One argument for FiTs is "they work," according to Cinnamon. With FiTs, the European market grew 80 percent, without FiTs the U.S. market only grew 30 percent. Market share in Europe doubled while U.S. and North American market share without FiTs went down.
"How do we put in a FiT that will work in the U.S. with 3,000 different utilities?" "What we want to do is copy what's being done in Europe with an appropriate IRR and an incentive that declines as the cost goes down -- then you have a program that works," said Mr. Cinnamon, concluding, "We need a national set of incentives."
Travis Bradford of the Prometheus Institute Wants an Alternative to FiTs
Travis Bradford acknowledges that "We're all pro-solar."
"But there is a real difference between what happens next month and the speed of the solar revolution. FiTs are an easy pick-up but they have problems in the long run."
"It's a fund design problem -- policy makers are bad at setting price. And condtions change. When a government sets a price -- it's probably wrong. If it's too low, nothing happens. If it's too high you get jammed -- with more solar than you want."

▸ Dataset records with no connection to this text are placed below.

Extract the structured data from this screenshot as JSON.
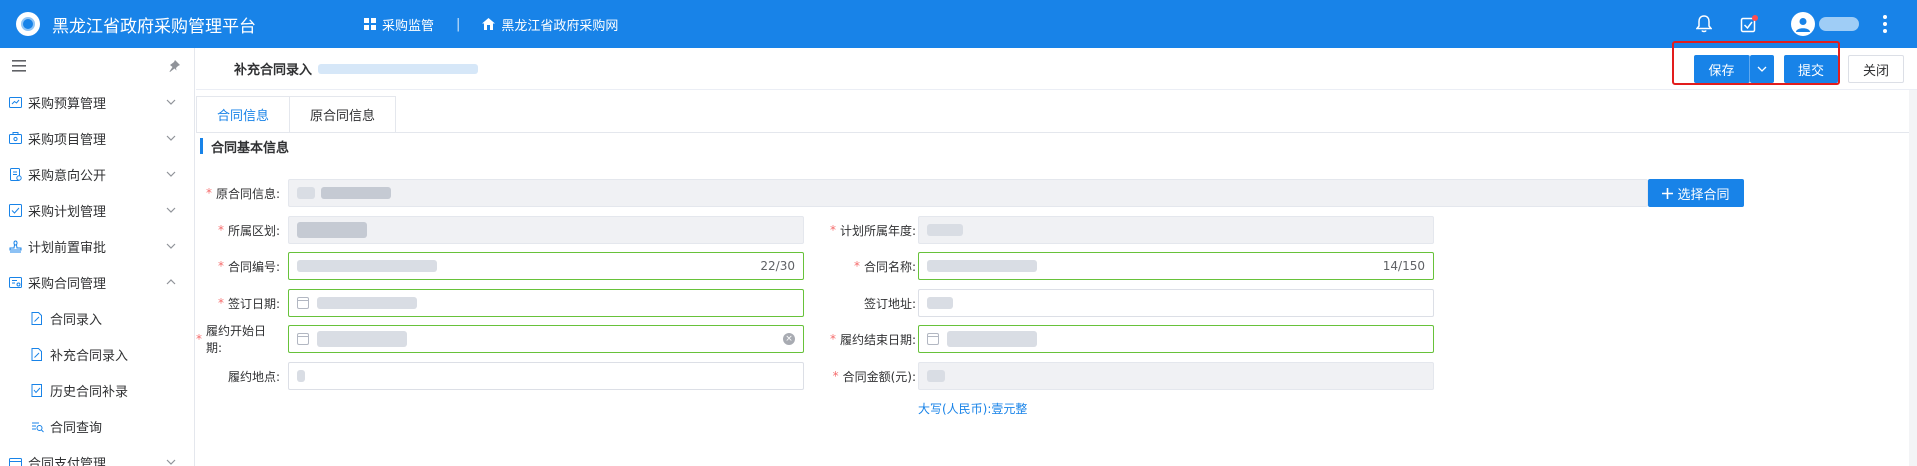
{
  "header": {
    "app_title": "黑龙江省政府采购管理平台",
    "nav": [
      {
        "label": "采购监管",
        "icon": "grid-icon"
      },
      {
        "label": "黑龙江省政府采购网",
        "icon": "home-icon"
      }
    ],
    "icons": [
      "bell-icon",
      "task-icon",
      "user-avatar-icon",
      "more-vertical-icon"
    ]
  },
  "sidebar": {
    "items": [
      {
        "label": "采购预算管理",
        "icon": "budget-icon",
        "expanded": false
      },
      {
        "label": "采购项目管理",
        "icon": "project-icon",
        "expanded": false
      },
      {
        "label": "采购意向公开",
        "icon": "announce-icon",
        "expanded": false
      },
      {
        "label": "采购计划管理",
        "icon": "plan-icon",
        "expanded": false
      },
      {
        "label": "计划前置审批",
        "icon": "approval-icon",
        "expanded": false
      },
      {
        "label": "采购合同管理",
        "icon": "contract-icon",
        "expanded": true
      }
    ],
    "subitems": [
      {
        "label": "合同录入",
        "icon": "doc-edit-icon"
      },
      {
        "label": "补充合同录入",
        "icon": "doc-edit-icon"
      },
      {
        "label": "历史合同补录",
        "icon": "doc-check-icon"
      },
      {
        "label": "合同查询",
        "icon": "doc-search-icon"
      }
    ],
    "cut_item": {
      "label": "合同支付管理"
    }
  },
  "page": {
    "title": "补充合同录入",
    "actions": {
      "save": "保存",
      "submit": "提交",
      "close": "关闭"
    },
    "tabs": [
      {
        "label": "合同信息",
        "active": true
      },
      {
        "label": "原合同信息",
        "active": false
      }
    ],
    "section_title": "合同基本信息",
    "form": {
      "orig_contract": {
        "label": "原合同信息:",
        "required": true,
        "button": "选择合同"
      },
      "region": {
        "label": "所属区划:",
        "required": true
      },
      "plan_year": {
        "label": "计划所属年度:",
        "required": true
      },
      "contract_no": {
        "label": "合同编号:",
        "required": true,
        "counter": "22/30"
      },
      "contract_name": {
        "label": "合同名称:",
        "required": true,
        "counter": "14/150"
      },
      "sign_date": {
        "label": "签订日期:",
        "required": true
      },
      "sign_place": {
        "label": "签订地址:",
        "required": false
      },
      "start_date": {
        "label": "履约开始日期:",
        "required": true
      },
      "end_date": {
        "label": "履约结束日期:",
        "required": true
      },
      "perform_place": {
        "label": "履约地点:",
        "required": false
      },
      "amount": {
        "label": "合同金额(元):",
        "required": true,
        "capital": "大写(人民币):壹元整"
      }
    }
  },
  "colors": {
    "primary": "#1883e8",
    "required": "#f56c6c",
    "valid": "#67c23a",
    "highlight": "#e21d1d"
  }
}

As an example, "Germany began to get jammed -- experiencing 200 percent growth in 2005 and 2006" and Germany was growing at the expense of other nations. It "lowered growth rates for everyplace without a FiT."
"Spain forgot that there's 60 percent more sun [in Spain] than in Germany and had to put on the brakes pretty dramatically."
And then Bradford listed the FiT fiascos:
- Spain slamming its market shut in 2008.
- The Czech Republic going back and taxing excess profits.
- In France -- at least two reviisions and a freeze.
- Ontario has used every procedural trick in the book to slow down the system.
- Italy -- When will Italy put on a cap?
- Germany has tried to ratchet their price down.
Bradford said,"The market should set prices. The CSI, the RAM, and The RPS have changed behavior in a dramatic way. Let's get PACE financing back. Let's get long term bonds to bring down the cost of capital."
"The biggest challenges will be demand charges and interconnect issues. We have to have a conversation on how were going to deploy this. Not helicoptering money in wherever we can."
"The distinction is whether you target prices or volumes. FiTs target prices."
Bradford urged Cinnamon to get off his FiT addiction and to check into the Betty Ford clinic on the way to the Palm Springs airport. The fight referee called Travis for a low blow on that one and deducted a point.
Cinnamon cited Bradford's book, The Solar Revolution as backing FiTs while Bradford asked for end to the FiT, saying, "Markets are the most effectiveway to set prices correctly. That's what markets do," adding, "Unpredicatable FiTS create uncertainty. Now there's a huge political backlash against PV."
The audience, comprised of solar professionals was in favor of the Feed in Tariff. As Cinnamon said, "The solar industry loves the Feed in Tariff."